The Times' characterization ("Punishments in High School Drug Sting Stir Dispute," Feb. 12) of the "honors" student who was expelled from Venice High School as a result of a Los Angeles Police Department undercover drug-buy arrest does a disservice to those students who are enrolled and participating in Venice High's Honors and Advance Placement courses.

Had your reporter bothered to do his homework, he would have learned that none of the students caught breaking the law were, in fact, honors students in the school's most rigorous academic program. Students taking these types of classes are too busy reading, writing papers and studying for exams to be engaged in the illegal and disruptive activities that lead to arrests and expulsions.

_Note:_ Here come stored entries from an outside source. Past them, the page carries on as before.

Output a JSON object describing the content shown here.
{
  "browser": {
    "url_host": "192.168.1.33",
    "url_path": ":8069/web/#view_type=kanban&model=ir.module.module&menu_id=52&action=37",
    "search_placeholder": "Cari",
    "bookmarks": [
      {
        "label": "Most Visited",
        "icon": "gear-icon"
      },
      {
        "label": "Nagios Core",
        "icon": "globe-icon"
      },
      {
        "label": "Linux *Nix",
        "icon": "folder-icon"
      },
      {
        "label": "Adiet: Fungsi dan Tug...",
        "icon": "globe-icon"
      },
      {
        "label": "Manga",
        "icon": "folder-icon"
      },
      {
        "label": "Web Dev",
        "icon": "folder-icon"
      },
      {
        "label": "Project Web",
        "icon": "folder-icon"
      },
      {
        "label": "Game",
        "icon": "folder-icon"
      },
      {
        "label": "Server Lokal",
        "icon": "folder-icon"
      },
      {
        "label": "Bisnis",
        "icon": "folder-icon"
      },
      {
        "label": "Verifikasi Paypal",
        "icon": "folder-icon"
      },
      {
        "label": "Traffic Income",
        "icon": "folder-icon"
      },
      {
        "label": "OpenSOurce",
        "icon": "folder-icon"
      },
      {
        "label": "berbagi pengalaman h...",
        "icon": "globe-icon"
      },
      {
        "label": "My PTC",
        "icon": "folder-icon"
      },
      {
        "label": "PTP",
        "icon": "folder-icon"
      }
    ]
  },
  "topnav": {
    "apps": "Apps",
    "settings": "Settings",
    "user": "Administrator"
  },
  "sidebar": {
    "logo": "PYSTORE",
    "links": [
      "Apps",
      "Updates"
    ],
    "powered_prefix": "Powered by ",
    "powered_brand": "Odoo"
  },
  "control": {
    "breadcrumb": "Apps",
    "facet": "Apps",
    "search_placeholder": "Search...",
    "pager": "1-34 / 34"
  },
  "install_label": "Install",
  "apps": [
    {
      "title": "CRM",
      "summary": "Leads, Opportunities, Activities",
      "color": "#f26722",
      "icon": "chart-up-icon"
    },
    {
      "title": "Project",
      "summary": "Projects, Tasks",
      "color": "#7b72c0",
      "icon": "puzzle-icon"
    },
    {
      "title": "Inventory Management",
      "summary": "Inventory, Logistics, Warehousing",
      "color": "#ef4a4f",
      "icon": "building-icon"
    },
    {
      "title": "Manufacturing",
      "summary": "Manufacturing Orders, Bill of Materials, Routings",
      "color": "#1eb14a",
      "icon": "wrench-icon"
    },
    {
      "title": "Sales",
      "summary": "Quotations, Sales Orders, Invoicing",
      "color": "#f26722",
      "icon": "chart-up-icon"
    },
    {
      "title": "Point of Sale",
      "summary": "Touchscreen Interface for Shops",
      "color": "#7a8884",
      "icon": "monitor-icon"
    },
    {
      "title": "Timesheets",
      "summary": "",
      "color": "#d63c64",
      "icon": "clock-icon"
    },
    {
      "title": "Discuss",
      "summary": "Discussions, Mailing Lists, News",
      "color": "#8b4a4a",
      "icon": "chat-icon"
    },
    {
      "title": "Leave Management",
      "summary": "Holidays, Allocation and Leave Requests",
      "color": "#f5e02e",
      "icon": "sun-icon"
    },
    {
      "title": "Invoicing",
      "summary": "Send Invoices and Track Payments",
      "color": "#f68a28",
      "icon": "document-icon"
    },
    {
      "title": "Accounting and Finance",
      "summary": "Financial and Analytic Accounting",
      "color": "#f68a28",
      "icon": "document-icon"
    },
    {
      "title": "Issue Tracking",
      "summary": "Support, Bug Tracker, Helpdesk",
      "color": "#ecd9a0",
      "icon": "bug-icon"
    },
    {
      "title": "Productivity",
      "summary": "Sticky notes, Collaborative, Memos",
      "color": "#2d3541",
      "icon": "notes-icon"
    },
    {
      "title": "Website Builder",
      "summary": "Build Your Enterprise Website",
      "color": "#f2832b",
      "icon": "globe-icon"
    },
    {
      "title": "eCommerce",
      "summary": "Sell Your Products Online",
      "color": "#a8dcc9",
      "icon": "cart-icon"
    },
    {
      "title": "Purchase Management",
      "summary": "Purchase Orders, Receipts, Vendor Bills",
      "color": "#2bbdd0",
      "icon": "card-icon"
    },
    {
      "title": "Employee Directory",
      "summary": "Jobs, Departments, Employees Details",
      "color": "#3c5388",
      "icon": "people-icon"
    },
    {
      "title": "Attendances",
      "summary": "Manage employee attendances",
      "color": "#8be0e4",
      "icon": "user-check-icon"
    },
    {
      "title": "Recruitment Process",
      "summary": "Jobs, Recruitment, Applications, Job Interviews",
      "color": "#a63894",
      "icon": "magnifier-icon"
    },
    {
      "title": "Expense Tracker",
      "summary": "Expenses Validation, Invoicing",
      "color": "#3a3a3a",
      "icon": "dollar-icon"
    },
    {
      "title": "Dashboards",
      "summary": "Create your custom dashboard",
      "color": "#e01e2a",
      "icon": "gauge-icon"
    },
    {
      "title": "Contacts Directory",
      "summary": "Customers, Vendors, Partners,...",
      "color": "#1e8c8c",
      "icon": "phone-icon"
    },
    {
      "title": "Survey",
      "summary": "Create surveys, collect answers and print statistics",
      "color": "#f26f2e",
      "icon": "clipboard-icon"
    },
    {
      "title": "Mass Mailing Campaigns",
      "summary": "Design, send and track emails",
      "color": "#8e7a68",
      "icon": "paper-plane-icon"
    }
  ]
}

Furthermore, while a few vocal malcontents and spineless unidentified district officials feel that the punishment of expulsion is too harsh, many teachers, students and community members fully support the effort to rid our public schools of those individuals who bring violence, intimidation, disruption and illegal activities to campus. Failure to provide a safe, orderly and disciplined school environment gives legitimacy to the even more popular view that the only solution to our public schools' problems lies in vouchers and private institutions. In attempting to create a positive campus atmosphere, the Los Angeles Police Department, Venice High School Principal Bud Jacobs and the Los Angeles School Board should be commended.

The Los Angeles Times could do greater community service and print more accurate information by highlighting the accomplishments of outstanding teen-agers, instead of focusing on the small number of students who get into trouble and their complaints. For example, during the same time your reporter was researching and writing the drug-bust article, Venice High honored 93 of its students who received recognition by the state of California for their performance on the Golden State Exams in economics, U. S. history, algebra, geometry and biology. Are your reporters and editors familiar with this innovative testing program? Are they aware of the different levels of achievement on these tests? Do they care?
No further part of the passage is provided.